Alot of which would be best depends on how many different fields and the field sizes, you have a restriction on total row size (this can be ignored to some extent knowing that all fields will never all be filled in, but once you get to where the pages are too wide, the actually storage in the datbase ends up splitting the information making retrieval take longer. So if the information is small and (this is important) not likely to change much (it would be a rare event to need to add new type of information not already considered), then the single table is the better route. If the table would be too wide or if it would be subject to many possible changes in the type of data that needs to be stored, then the spearate table would be a better approach although it will always be harder to query properly. If you often want to query multiple types of refernces at the same time, the large table is a more efficient approach. If you usually only need to grab one at a time, you lose very little in terms of efficiency in having the joins.

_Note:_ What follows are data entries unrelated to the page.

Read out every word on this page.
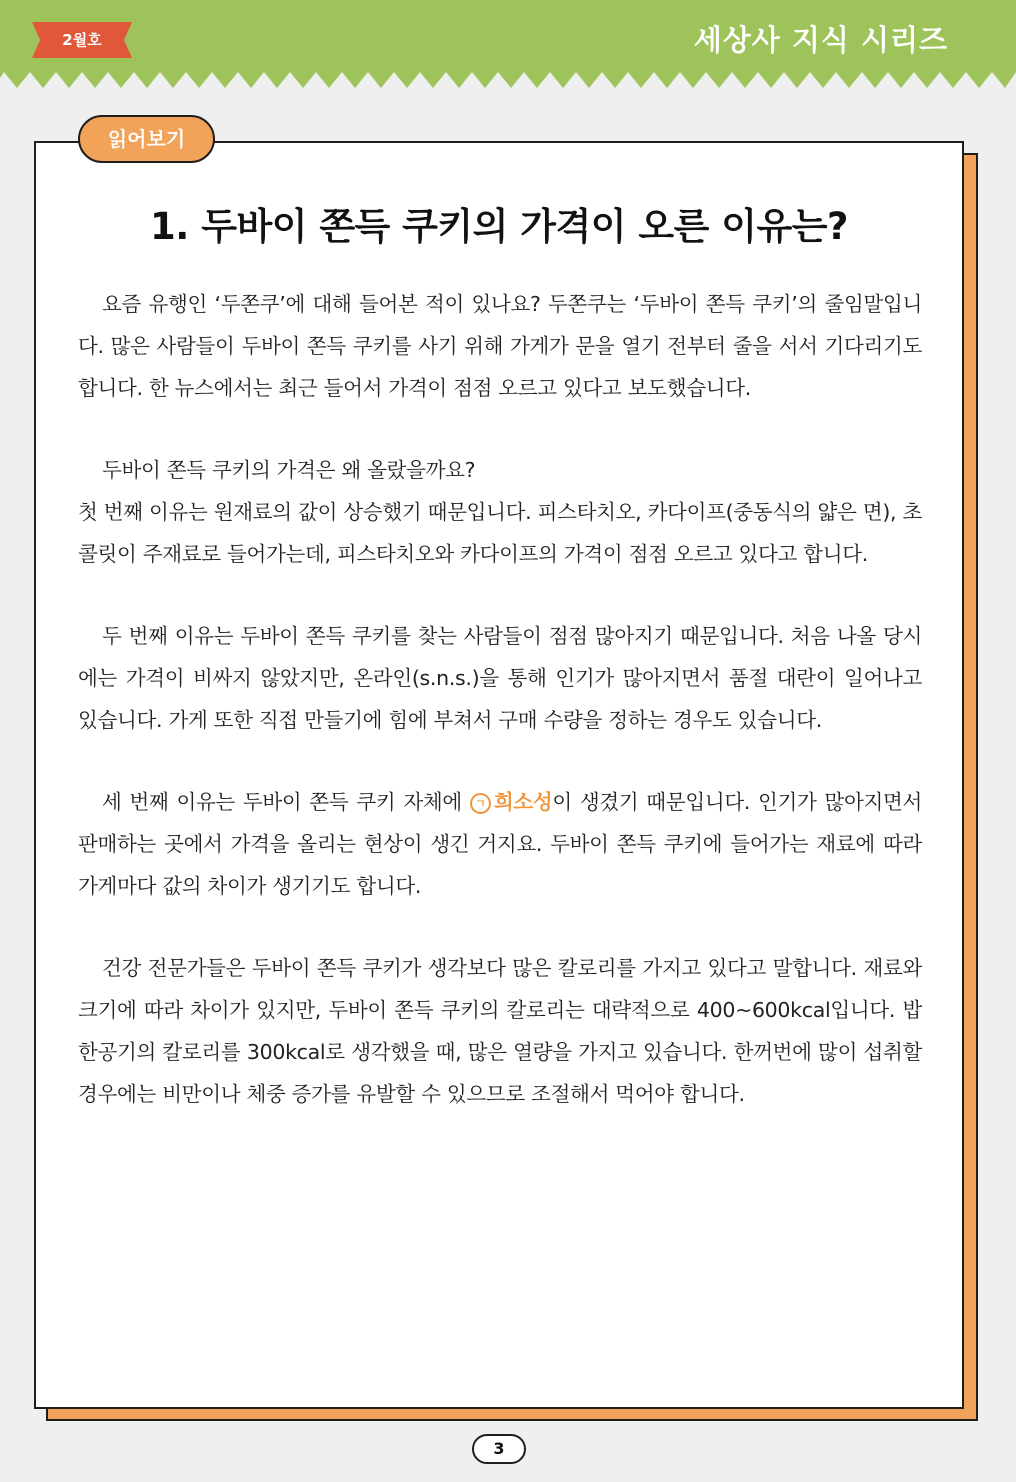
2월호	세상사 지식 시리즈
읽어보기
1. 두바이 쫀득 쿠키의 가격이 오른 이유는?

요즘 유행인 ‘두쫀쿠’에 대해 들어본 적이 있나요? 두쫀쿠는 ‘두바이 쫀득 쿠키’의 줄임말입니다. 많은 사람들이 두바이 쫀득 쿠키를 사기 위해 가게가 문을 열기 전부터 줄을 서서 기다리기도 합니다. 한 뉴스에서는 최근 들어서 가격이 점점 오르고 있다고 보도했습니다.

두바이 쫀득 쿠키의 가격은 왜 올랐을까요?

첫 번째 이유는 원재료의 값이 상승했기 때문입니다. 피스타치오, 카다이프(중동식의 얇은 면), 초콜릿이 주재료로 들어가는데, 피스타치오와 카다이프의 가격이 점점 오르고 있다고 합니다.

두 번째 이유는 두바이 쫀득 쿠키를 찾는 사람들이 점점 많아지기 때문입니다. 처음 나올 당시에는 가격이 비싸지 않았지만, 온라인(s.n.s.)을 통해 인기가 많아지면서 품절 대란이 일어나고 있습니다. 가게 또한 직접 만들기에 힘에 부쳐서 구매 수량을 정하는 경우도 있습니다.

세 번째 이유는 두바이 쫀득 쿠키 자체에 ㄱ 희소성이 생겼기 때문입니다. 인기가 많아지면서 판매하는 곳에서 가격을 올리는 현상이 생긴 거지요. 두바이 쫀득 쿠키에 들어가는 재료에 따라 가게마다 값의 차이가 생기기도 합니다.

건강 전문가들은 두바이 쫀득 쿠키가 생각보다 많은 칼로리를 가지고 있다고 말합니다. 재료와 크기에 따라 차이가 있지만, 두바이 쫀득 쿠키의 칼로리는 대략적으로 400~600kcal입니다. 밥 한공기의 칼로리를 300kcal로 생각했을 때, 많은 열량을 가지고 있습니다. 한꺼번에 많이 섭취할 경우에는 비만이나 체중 증가를 유발할 수 있으므로 조절해서 먹어야 합니다.

3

If you choose to go with the one table route, make sure to put triggers on the table enforcing the data integrity rules for each type of data. You will need this because you can't rely on making the fields required.
One issue with having the separate tables is that you don't know until run time which of the tables you need to join to. This puts you in the realm of dynamic SQl which I'm not a fan of (for security and efficiency and maintenance reasons) or makes you do left joins to tables you may or may not need which is inefficient.
Another possiblity is to store the whole refence string in one larger field and use the user interface to check to make sure all required parts are there before concatinating the record and sending the information to the database. This would be the fastest to query by far for most queries which want all the information but would be a pain if you need to pull only some of the data out. It also relys on all data being inserted through the user interface which may or may not be the case for you. In all honesty, I can't see where you would need this information broken out separately, so this is the approach I'd probably take. But I don't know your business rules, so take that with a grain of salt.